Why?

This started as a personal collection of various sites disclosing their password storage algorithms. I thought it might be useful to make the collection public, so I did. This site should encourage sites to publicly disclose how they store user passwords, and to rework it if they don't do it in a secure way. Besides, why not?

How's the rating calculated?

See the Rating guide.

How to get listed?

Publicly disclose how do you store user passwords. If they are hashed and how, or if they are stored in a readable way. You can disclose in your on-line docs, a blog post, a tweet, or a Facebook post, just wherever you feel it's best for you. The disclosure will then be rated according to the Rating guide and the grade will be published here. Don't forget to let me know e.g. by email or a tweet to @spazef0rze.

Would telling you how passwords are stored make them less secure?

No, they are either stored securely, or not. If you use one of the slow hashes, your users' passwords are most probably stored securely. And if you do it any other way and don't want to tell us because it's bad (and you should feel bad!) then just redo your password storage and then tell us.

Any notable examples?

This major Czech company switched from using SHA-1 to bcrypt, then to Argon2. Facebook uses something they call The Onion (because it has layers). Twitter uses bcrypt.

Is this a copycat of plaintextoffenders.com?

No, it's not. While plaintextoffenders.com lists sites that email you your password after you've forgotten it or after signing in, my goal is to document how sites store user passwords and how good they are at letting them know. I want to highlight companies doing great job too, not just the crappy ones. But I love Plain Text Offenders nonetheless. And I mean the site.

How do you independently discover a plaintext storage?

If you forget your password, and the site emails the original one back to you, then it most probably is storing them in plaintext. It could be storing them encrypted too, but seems it's a less frequent option than a plaintext storage. Both encrypted and plaintext storage are rated F. Companies have an urge to correct me when the rating is wrong, so it's also motivational for them in it's own special way.

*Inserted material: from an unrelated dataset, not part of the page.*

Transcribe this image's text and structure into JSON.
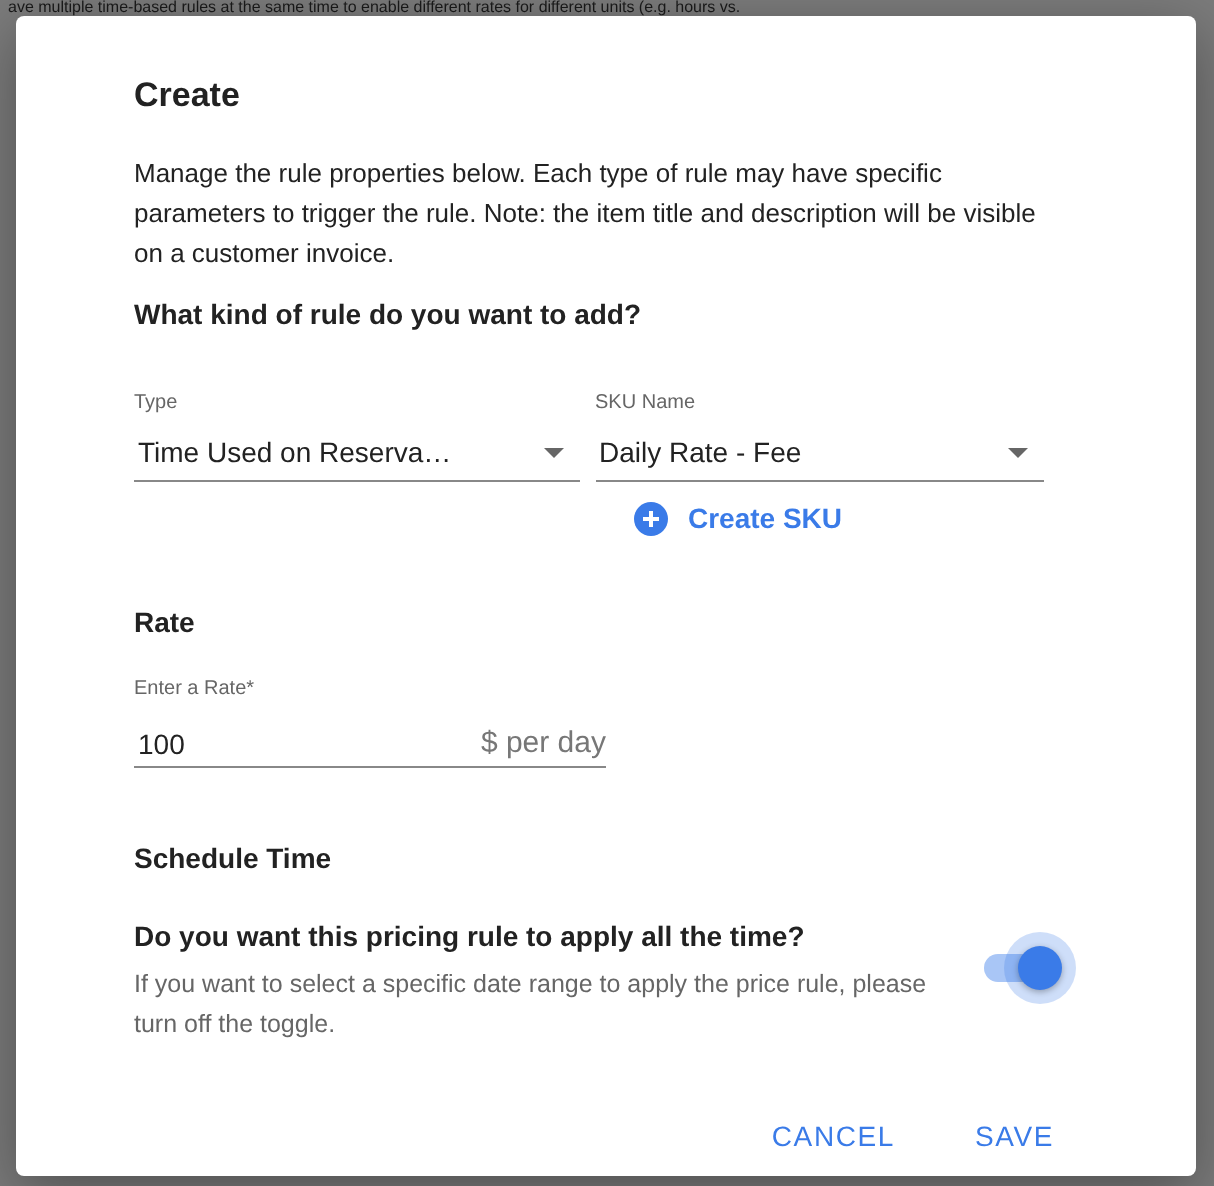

You can also use my PHP hash "collisions" technique exploiting the fact that in PHP, md5('240610708') == md5('QNKCDZO') (not with ===), modified for detecting a plaintext storage. Some companies were caught red-handed using this trick, like this Czech news site.

Note: when the service emails you your password right after signing up, they could still store the password securely, they have just emailed it to you before storing it. And no, emailing passwords is not right.